La loi sur le séparatisme a été votée au Sénat. N’est-ce pas de la communication de la part du gouvernement ?

Je ne suis pas d’accord. Il est extrêmement important aujourd’hui de clarifier ce qu’on entend par laïcité. Quand vous avez des gens qui vous parlent de laïcité ouverte, inclusive, etc., il faut arrêter. Quand on dit liberté, égalité, fraternité, on ajoute : « Oui, mais la liberté, c’est la liberté inclusive, la liberté ouverte. La fraternité, c’est la fraternité ouverte ». Je constate que de tous les principes républicains, le seul qui soit adjectivé, donc relativisé, c’est le principe de laïcité. Je refuse toute adjectivation de ce mot laïcité. Ceux qui l’adjectivent, il y en a beaucoup, sont en fait des adversaires masqués de la laïcité.

Que peut-on en attendre des ces états généraux ?

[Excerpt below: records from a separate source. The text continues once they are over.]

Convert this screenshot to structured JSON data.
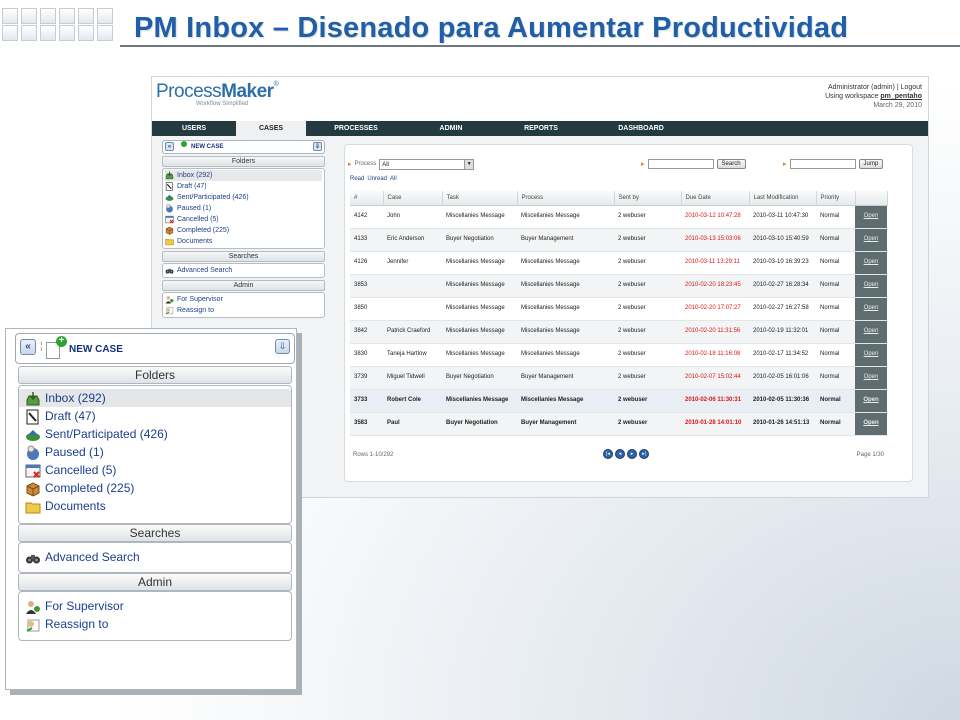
{
  "slide": {
    "title": "PM Inbox – Disenado para Aumentar Productividad"
  },
  "header": {
    "logo_brand_light": "Process",
    "logo_brand_bold": "Maker",
    "logo_tagline": "Workflow Simplified",
    "user_line": "Administrator (admin) | Logout",
    "workspace_prefix": "Using workspace ",
    "workspace_name": "pm_pentaho",
    "date": "March 29, 2010"
  },
  "nav": [
    {
      "label": "USERS"
    },
    {
      "label": "CASES",
      "active": true
    },
    {
      "label": "PROCESSES"
    },
    {
      "label": "ADMIN"
    },
    {
      "label": "REPORTS"
    },
    {
      "label": "DASHBOARD"
    }
  ],
  "sidebar": {
    "new_case_label": "NEW CASE",
    "folders_title": "Folders",
    "folders": [
      {
        "label": "Inbox (292)",
        "icon": "inbox-icon",
        "selected": true
      },
      {
        "label": "Draft (47)",
        "icon": "draft-icon"
      },
      {
        "label": "Sent/Participated (426)",
        "icon": "sent-icon"
      },
      {
        "label": "Paused (1)",
        "icon": "paused-icon"
      },
      {
        "label": "Cancelled (5)",
        "icon": "cancelled-icon"
      },
      {
        "label": "Completed (225)",
        "icon": "completed-icon"
      },
      {
        "label": "Documents",
        "icon": "folder-icon"
      }
    ],
    "searches_title": "Searches",
    "searches": [
      {
        "label": "Advanced Search",
        "icon": "binoculars-icon"
      }
    ],
    "admin_title": "Admin",
    "admin": [
      {
        "label": "For Supervisor",
        "icon": "supervisor-icon"
      },
      {
        "label": "Reassign to",
        "icon": "reassign-icon"
      }
    ]
  },
  "inbox": {
    "process_label": "Process",
    "process_value": "All",
    "search_button": "Search",
    "jump_button": "Jump",
    "filter_read": "Read",
    "filter_unread": "Unread",
    "filter_all": "All",
    "columns": [
      "#",
      "Case",
      "Task",
      "Process",
      "Sent by",
      "Due Date",
      "Last Modification",
      "Priority",
      ""
    ],
    "rows": [
      {
        "num": "4142",
        "case": "John",
        "task": "Miscellanies Message",
        "process": "Miscellanies Message",
        "sent_by": "2 webuser",
        "due": "2010-03-12 10:47:28",
        "last_mod": "2010-03-11 10:47:30",
        "priority": "Normal",
        "action": "Open"
      },
      {
        "num": "4133",
        "case": "Eric Anderson",
        "task": "Buyer Negotiation",
        "process": "Buyer Management",
        "sent_by": "2 webuser",
        "due": "2010-03-13 15:03:06",
        "last_mod": "2010-03-10 15:40:59",
        "priority": "Normal",
        "action": "Open"
      },
      {
        "num": "4126",
        "case": "Jennifer",
        "task": "Miscellanies Message",
        "process": "Miscellanies Message",
        "sent_by": "2 webuser",
        "due": "2010-03-11 13:29:11",
        "last_mod": "2010-03-10 16:39:23",
        "priority": "Normal",
        "action": "Open"
      },
      {
        "num": "3853",
        "case": "",
        "task": "Miscellanies Message",
        "process": "Miscellanies Message",
        "sent_by": "2 webuser",
        "due": "2010-02-20 18:23:45",
        "last_mod": "2010-02-27 16:28:34",
        "priority": "Normal",
        "action": "Open"
      },
      {
        "num": "3850",
        "case": "",
        "task": "Miscellanies Message",
        "process": "Miscellanies Message",
        "sent_by": "2 webuser",
        "due": "2010-02-20 17:07:27",
        "last_mod": "2010-02-27 16:27:58",
        "priority": "Normal",
        "action": "Open"
      },
      {
        "num": "3842",
        "case": "Patrick Craeford",
        "task": "Miscellanies Message",
        "process": "Miscellanies Message",
        "sent_by": "2 webuser",
        "due": "2010-02-20 11:31:56",
        "last_mod": "2010-02-19 11:32:01",
        "priority": "Normal",
        "action": "Open"
      },
      {
        "num": "3830",
        "case": "Taneja Hartlow",
        "task": "Miscellanies Message",
        "process": "Miscellanies Message",
        "sent_by": "2 webuser",
        "due": "2010-02-18 11:16:08",
        "last_mod": "2010-02-17 11:34:52",
        "priority": "Normal",
        "action": "Open"
      },
      {
        "num": "3739",
        "case": "Miguel Tidwell",
        "task": "Buyer Negotiation",
        "process": "Buyer Management",
        "sent_by": "2 webuser",
        "due": "2010-02-07 15:02:44",
        "last_mod": "2010-02-05 16:01:06",
        "priority": "Normal",
        "action": "Open"
      },
      {
        "num": "3733",
        "case": "Robert Cole",
        "task": "Miscellanies Message",
        "process": "Miscellanies Message",
        "sent_by": "2 webuser",
        "due": "2010-02-06 11:30:31",
        "last_mod": "2010-02-05 11:30:36",
        "priority": "Normal",
        "action": "Open",
        "bold": true
      },
      {
        "num": "3583",
        "case": "Paul",
        "task": "Buyer Negotiation",
        "process": "Buyer Management",
        "sent_by": "2 webuser",
        "due": "2010-01-28 14:01:10",
        "last_mod": "2010-01-26 14:51:13",
        "priority": "Normal",
        "action": "Open",
        "bold": true
      }
    ],
    "rows_info": "Rows 1-10/292",
    "page_info": "Page 1/30"
  },
  "colors": {
    "title": "#1f5fa9",
    "nav_bg": "#223a40",
    "due_date": "#e01414",
    "link": "#1b3e8c",
    "open_cell": "#5e6d70"
  }
}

D’abord, faire une pédagogie de la laïcité, ce que n’a pas fait vraiment l’Observatoire de la laïcité. Faire une pédagogie en expliquant la laïcité, pas en la critiquant, pas en la relativisant. Et d’autre part, donner une sorte de boussole à tous ceux qui sont en première ligne pour la défense de la laïcité. Je pense par exemple aux enseignants. Il y a aussi des cas où la laïcité n’a pas intervenir. Si on interdit le burkini dans les piscines, ce n’est pas pour des raisons de laïcité, c’est pour des raisons d’hygiène. Un prêtre qui se baignerait en soutane dans la piscine violerait autant l’hygiène qu’une dame qui se baigne avec un burkini. Donc, il y a des cas où la référence à la laïcité n’est pas utile. Il y a d’autres cas où elle est utile. Par exemple, rappeler la déontologie laïque qui veut que les enseignants, dans l’exercice de leurs fonctions et tous ceux qui participent à l’œuvre éducative et pédagogique respectent la neutralité vestimentaire. Pourquoi ? Parce que la neutralité est la seule façon de traiter à égalité toutes les sensibilités spirituelles. En France, à peu près un citoyen ou une citoyenne sur deux ne croit pas en Dieu. Il faut traiter à égalité les divers croyants, les athées et agnostiques. Tout privilège persistant pour une religion doit être supprimé.